The argument that ignorance is permanent. This is a little more complicated, and it’s more or less where I’m going in this post. Ignorance may be of two kinds. We may not know something because we have inadequate data. For example, we don’t know if there is life on other planets or not. There’s no reason why we can’t find such life, though, if it’s out there, so eventually we may remedy our ignorance and know that life does exist on other planets.
The other kind of ignorance is based on the limitations of perception and cognition, or on the nature of what is observed, about which we are asking the wrong questions. For example, we don’t know the exact position and momentum of a photon in motion. This ignorance, unlike our ignorance about life on other planets, can’t be remedied. No matter how good our equipment gets or how complete our data sets, we will never know the exact position and momentum of a moving photon.

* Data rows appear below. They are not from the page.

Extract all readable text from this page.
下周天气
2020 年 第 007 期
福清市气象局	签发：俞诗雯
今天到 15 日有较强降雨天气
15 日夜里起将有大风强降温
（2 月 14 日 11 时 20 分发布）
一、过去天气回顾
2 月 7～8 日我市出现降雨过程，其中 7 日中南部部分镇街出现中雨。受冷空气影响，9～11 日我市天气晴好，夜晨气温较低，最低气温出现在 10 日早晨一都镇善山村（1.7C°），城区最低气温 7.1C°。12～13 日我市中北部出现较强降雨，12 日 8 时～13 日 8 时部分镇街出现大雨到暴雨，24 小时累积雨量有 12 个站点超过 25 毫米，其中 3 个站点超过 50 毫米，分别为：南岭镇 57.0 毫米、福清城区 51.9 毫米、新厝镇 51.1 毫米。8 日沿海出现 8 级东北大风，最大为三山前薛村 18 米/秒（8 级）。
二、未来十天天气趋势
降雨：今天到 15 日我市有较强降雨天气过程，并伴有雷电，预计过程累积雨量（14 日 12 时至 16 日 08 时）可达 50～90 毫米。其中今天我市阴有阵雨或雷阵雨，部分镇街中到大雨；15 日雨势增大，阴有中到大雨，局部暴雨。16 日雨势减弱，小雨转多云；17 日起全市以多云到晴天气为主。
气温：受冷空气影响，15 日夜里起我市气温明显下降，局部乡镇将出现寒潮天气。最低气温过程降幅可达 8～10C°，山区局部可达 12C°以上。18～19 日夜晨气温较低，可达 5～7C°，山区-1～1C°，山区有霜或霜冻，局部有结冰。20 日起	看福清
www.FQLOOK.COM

We can actually draw a conclusion from this and from certain experimental evidence that a moving photon doesn’t have an exact position and momentum. The universe exists as we observe it and experience it, and when we are inherently and forever unable to observe something, directly or indirectly, or to experience it subjectively, then as far as we’re concerned it doesn’t exist. The reason we can’t answer the question, “what is the precise position and momentum of a moving photon?” is because, given the nature of photons, it’s the wrong question.
This isn’t the logical fallacy “argument from ignorance,” either. In short, whenever it is logically valid and appropriate to draw a certain conclusion from ignorance, then it isn’t fallacious to do so.
Consciousness and Other Parts of the Mind
When I talk about “consciousness,” I mean the ability to experience reality subjectively, from within, in the first person. That and nothing else. We call this a “mental” ability, and there are other abilities that we put into the same category and tag with the same name. These include the ability to use language, to reason, to feel emotion, to remember, to observe, and to decide. It’s normal and common to lump all of these together as functions of a single entity that we call the “mind,” but they are separate functions and may not be functions of the same thing. That’s particularly true of the inherently subjective functions, the ability to feel emotion and consciousness itself.
The other mental functions named above are all objective functions that can be described in the third person. Now, all of them can also be experienced in the first person, so there’s a connection with consciousness and some cross-over. But we can observe someone talking or writing or responding to spoken or written words, and describe his or her behavior, and that is a third-person account of language use. We can do the same thing with regard to reason, memory, and even observation and emotion. All of these can be described in terms of brain activity and/or overt behavior, and they can also be described in a subjective sense of personally doing or experiencing something.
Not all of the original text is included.